It has been a while since I have created a book playlist; so, I thought I would create one for this amazing quartet. I highly recommend Elena Ferrante’s incredible works and was excited to put this playlist together. However, it turned out to be a little harder than expected to find songs with the right feel for the books and that worked alongside the plot and the characters. But, I persevered and came up with a playlist that I think would be perfect to listen to while reading. Enjoy!
Playlist for the Neapolitan Novels
“In what disorder we lived, how many fragments of ourselves were scattered, as if to live were to explode into splinters.”
“You see? In the fairy tales one does as one wants, and in reality one does what one can.”
Mother by My Brightest Diamond
“The only woman’s body I had studied, with ever-increasing apprehension, was the lame body of my mother, and I had felt pressed, threatened by that image, and still feared that it would suddenly impose itself on mine. That day, instead, I saw clearly the mothers of the old neighborhood. They were nervous, they were acquiescent. They were silent, with tight lips and stooping shoulders, or they yelled terrible insults at the children who harassed them. Extremely thin, with hollow eyes and cheeks, they lugged shopping bags and small children who clung to their skirts and wanted to be picked up. And, good God, they were ten, at most twenty years older than me. Yet they appeared to have lost those feminine qualities that were so important to us girls and that we accentuated with clothes, with makeup. They had been consumed by the bodies of husbands, fathers, brothers, whom they ultimately came to resemble, because of their labors or the arrival of old age, of illness. When did that transformation begin? With housework? With pregnancies? With beatings?”
“She went like that saint who, although she still has her head on her shoulders, is carrying it in her hands, as if it had already been cut off.”
1.8_1-imcrazy.aiff by Mac Quayle
“She meant something different: she wanted to vanish; she wanted every one of her cells to disappear, nothing of her ever to be found.
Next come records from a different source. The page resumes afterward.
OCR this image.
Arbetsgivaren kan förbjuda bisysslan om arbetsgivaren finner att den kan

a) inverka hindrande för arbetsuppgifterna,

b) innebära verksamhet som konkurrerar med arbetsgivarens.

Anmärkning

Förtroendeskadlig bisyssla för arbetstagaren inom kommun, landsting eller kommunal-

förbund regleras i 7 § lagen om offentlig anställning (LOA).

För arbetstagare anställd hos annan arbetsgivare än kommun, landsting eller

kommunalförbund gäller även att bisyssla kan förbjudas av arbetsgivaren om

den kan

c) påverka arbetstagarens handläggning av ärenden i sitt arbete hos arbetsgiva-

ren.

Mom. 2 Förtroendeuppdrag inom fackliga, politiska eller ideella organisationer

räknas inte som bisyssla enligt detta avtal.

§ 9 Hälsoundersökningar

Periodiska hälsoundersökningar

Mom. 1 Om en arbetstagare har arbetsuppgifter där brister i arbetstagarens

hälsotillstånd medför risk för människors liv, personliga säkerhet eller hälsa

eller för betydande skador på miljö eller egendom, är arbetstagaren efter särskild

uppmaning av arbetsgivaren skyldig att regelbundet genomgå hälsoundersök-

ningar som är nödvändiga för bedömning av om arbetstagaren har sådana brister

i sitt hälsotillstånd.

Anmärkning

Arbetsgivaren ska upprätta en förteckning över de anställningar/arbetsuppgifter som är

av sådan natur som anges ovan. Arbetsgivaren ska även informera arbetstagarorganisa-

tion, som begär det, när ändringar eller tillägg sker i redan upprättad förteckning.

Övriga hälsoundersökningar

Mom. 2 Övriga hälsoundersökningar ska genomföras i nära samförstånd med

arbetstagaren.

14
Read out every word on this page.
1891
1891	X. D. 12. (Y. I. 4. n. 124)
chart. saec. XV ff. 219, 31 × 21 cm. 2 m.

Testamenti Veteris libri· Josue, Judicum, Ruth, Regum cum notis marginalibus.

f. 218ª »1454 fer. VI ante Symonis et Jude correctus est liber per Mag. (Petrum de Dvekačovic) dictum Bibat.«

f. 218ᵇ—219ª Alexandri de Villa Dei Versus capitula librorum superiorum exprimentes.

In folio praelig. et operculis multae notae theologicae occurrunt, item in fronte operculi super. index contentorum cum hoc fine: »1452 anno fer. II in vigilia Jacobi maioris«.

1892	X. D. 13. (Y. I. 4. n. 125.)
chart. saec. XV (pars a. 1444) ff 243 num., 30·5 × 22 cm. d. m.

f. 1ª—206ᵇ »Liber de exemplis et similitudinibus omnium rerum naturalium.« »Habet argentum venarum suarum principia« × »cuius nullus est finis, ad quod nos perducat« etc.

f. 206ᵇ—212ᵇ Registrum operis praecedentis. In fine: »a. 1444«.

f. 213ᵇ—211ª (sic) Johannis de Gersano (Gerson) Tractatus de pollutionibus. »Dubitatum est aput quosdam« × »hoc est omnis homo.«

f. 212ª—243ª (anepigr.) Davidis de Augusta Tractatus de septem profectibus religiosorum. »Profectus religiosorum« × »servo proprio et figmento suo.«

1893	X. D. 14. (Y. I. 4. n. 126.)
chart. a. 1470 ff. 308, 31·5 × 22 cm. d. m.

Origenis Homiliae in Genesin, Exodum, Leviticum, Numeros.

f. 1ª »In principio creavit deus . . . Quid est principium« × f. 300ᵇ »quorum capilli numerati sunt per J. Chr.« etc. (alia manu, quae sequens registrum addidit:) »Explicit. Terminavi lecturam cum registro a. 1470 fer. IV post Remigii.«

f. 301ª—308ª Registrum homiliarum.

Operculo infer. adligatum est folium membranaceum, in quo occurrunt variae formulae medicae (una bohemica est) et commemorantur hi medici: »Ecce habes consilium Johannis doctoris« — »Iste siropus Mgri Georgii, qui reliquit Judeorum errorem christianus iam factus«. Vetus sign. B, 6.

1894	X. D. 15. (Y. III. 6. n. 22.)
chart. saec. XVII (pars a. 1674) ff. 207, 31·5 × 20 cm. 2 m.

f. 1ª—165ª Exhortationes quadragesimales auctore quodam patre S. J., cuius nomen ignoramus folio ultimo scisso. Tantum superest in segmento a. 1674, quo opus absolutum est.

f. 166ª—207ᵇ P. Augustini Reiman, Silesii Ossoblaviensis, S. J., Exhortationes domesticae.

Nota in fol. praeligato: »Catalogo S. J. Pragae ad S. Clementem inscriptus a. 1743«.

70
And since I know her well, or at least I think I know her, I take it for granted that she has found a way to disappear, to leave not so much as a hair anywhere in this world.”
Shades of Cool by Lana Del Rey
“They were more severely infected than the men, because while men were always getting furious, they calmed down in the end; women, who appeared to be silent, acquiescent, when they were angry flew into a rage that had no end.”
“She took the facts and in a natural way charged them with tension; she intensified reality as she reduced it to words, she injected it with energy.”
“Whenever I returned I found a city that was spineless, that couldn’t stand up to changes of season, heat, cold, and, especially, storms. Look how the station on Piazza Garibaldi was flooded, look how the Galleria opposite the museum had collapsed; there was a landslide, and the electricity didn’t come back on. Lodged in my memory were dark streets full of dangers, unregulated traffic, broken pavements, giant puddles. The clogged sewers splattered, dribbled over. Lavas of water and sewage and garbage and bacteria spilled into the sea from the hills that were burdened with new, fragile structures, or eroded the world from below. People died of carelessness, of corruption, of abuse, and yet, in every round of voting, gave their enthusiastic approval to the politicians who made their life unbearable.”
“As for infidelities, he said, if you don’t find out about them at the right moment they’re of no use: when you’re in love you forgive everything. For infidelities to have their real impact some lovelessness has to develop first. And he went on like that, piling up painful remarks about the blindness of people in love.”
“I’m laughing, I apologized, at the situation, at you, who’ve wanted to kill Nino forever, and at me, who if he showed up now would say to you: Yes, kill him. I’m laughing out of despair, because I’ve never been so offended, because I feel humiliated in a way that I don’t know if you can imagine, because at this moment I’m so ill that I think I’m fainting.”